1999 : ProFauna membuktikan bahwa Bali merupakan pusat perdagangan daging penyu. Pada waktu itu tercatat ada sekitar 27.000 ekor penyu dibantai setiap tahunnya untuk diambil dagingnya. ProFauna kemudian gencar berkampanye untuk perlindungan penyu dan menentang segala bentuk perdagangan penyu
2001 :
* ProFauna Indonesia mencatat ada sekitar 9000 penyu yang diperdagangkan hanya dalam kurun waktu 4 bulan, yaitu Mei hingga Agustus.
* WWF Indonesia berhasil mengumpulkan tanda tangan 30 Pedanda dan 25 bendesa adat yang mendukung konservasi penyu di Bali.

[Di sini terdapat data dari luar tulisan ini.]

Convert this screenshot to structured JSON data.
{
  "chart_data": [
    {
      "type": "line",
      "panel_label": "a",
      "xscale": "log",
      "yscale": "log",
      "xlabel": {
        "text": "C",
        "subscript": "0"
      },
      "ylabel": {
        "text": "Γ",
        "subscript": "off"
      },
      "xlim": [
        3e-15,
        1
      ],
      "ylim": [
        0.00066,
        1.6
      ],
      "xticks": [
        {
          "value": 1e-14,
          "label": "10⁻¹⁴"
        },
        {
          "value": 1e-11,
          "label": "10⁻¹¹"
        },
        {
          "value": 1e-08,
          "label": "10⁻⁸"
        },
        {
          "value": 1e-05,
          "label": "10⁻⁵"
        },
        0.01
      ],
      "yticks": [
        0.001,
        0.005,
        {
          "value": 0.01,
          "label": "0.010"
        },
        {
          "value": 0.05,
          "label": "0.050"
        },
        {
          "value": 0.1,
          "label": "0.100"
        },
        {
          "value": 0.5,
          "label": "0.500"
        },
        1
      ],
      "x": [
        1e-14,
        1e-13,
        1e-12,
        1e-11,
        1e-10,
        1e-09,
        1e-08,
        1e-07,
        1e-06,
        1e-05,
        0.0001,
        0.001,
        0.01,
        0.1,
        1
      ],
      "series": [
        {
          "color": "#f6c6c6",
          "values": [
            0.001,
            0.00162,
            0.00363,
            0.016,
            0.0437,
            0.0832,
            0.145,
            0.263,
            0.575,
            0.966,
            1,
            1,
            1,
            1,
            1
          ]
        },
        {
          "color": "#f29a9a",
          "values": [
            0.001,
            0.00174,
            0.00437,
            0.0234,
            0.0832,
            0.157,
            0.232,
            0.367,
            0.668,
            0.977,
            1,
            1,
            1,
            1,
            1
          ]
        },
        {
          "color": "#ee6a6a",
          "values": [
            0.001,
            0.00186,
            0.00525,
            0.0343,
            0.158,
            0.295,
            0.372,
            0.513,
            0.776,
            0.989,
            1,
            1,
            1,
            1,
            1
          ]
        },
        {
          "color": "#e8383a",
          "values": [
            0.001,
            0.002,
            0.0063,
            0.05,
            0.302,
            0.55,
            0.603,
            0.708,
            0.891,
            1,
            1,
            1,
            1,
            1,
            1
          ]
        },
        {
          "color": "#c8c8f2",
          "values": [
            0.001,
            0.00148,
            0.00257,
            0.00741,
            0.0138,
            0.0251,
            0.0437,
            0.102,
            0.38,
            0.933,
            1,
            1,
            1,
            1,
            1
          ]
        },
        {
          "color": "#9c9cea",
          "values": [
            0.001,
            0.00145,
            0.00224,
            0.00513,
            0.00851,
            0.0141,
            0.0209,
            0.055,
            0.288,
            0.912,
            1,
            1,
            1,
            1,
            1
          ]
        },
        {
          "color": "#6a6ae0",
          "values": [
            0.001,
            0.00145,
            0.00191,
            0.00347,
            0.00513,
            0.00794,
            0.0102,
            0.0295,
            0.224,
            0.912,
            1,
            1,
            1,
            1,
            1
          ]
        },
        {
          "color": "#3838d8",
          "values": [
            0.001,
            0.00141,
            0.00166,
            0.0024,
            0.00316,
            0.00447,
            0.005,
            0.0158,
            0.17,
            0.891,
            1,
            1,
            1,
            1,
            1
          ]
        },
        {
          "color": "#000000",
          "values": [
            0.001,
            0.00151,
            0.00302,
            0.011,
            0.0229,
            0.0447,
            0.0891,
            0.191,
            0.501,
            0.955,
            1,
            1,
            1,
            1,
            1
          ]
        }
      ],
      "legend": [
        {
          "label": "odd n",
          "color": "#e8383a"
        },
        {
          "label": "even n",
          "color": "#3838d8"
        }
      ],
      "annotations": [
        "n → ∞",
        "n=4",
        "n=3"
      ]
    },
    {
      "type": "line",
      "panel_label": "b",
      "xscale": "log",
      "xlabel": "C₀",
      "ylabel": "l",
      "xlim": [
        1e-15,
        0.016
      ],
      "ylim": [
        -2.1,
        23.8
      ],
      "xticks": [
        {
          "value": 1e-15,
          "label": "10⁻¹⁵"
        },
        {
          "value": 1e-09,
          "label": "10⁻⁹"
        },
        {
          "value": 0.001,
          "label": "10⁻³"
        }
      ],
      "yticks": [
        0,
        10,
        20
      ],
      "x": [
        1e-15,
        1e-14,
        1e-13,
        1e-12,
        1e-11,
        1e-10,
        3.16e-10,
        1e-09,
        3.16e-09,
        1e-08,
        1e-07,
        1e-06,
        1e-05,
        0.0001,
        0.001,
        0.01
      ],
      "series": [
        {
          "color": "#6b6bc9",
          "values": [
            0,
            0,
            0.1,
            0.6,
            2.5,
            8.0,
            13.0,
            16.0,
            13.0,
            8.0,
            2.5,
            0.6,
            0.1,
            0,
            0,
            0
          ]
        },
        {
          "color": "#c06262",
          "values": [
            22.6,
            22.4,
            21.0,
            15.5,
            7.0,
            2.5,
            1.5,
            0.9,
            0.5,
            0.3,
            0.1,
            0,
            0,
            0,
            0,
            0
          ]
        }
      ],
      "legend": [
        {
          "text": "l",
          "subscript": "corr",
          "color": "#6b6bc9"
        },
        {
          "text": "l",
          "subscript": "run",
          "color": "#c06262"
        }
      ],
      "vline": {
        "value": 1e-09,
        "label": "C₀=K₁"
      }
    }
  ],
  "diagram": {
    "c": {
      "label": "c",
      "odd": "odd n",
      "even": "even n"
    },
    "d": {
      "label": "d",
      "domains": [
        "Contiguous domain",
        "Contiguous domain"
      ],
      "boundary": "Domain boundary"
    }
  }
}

Puncaknya, Parisada Hindu Dharma Indonesia mengumumkan bahwa penggunaan penyu sebagai banten bukanlah suatu keharusan dan bahwa umat Hindu harus mematuhi dan mendukung hukum perlindungan penyu.
2006 :
* Masyarakat di Tegal Besar – Klungkung (Bali), memulai program perlindungan penyu dengan melepaskan tukik, bekerja sama dengan ProFauna Indonesia dan BKSDA Bali
* Dicanangkan sebagai tahun penyu (Year Of Turtle) oleh sekretariat IOSEA (The Indian Ocean and South East Asia)
* Diresmikannya pusat pendidikan penyu di Pulau Serangan-Bali pada tanggal 20 Januari
2009 :
* Maggie Muurmans dianugerahi penhargaan Future For Nature Award atas upayanya melakukan konservasi bersama Yayasan Pulau Banyak. Saat ini Yayasan Pulau Banyak juga telah siap dengan program ekowisata penyu dan menerima relawan Indonesia maupun internasional untuk mendukung kegiatannya.
* WWF Indonesia menginisiasi pemberian penghargaan acknoledgement kepada 4 personel polisi yang telah dianggap memberikan performa yang baik dalam upaya menyelamatkan penyu
2002 – 2009
Terhitung sebanyak 42 kasus perdagangan/ penyelundupan penyu berhasil digagalkan aparat penegakan hukum di Indonesia, 39 kasus diantaranya terkait dengan penyu ilegal di atau ke Bali dan 3 kasus terkait dengan nelayan Hainan – Cina.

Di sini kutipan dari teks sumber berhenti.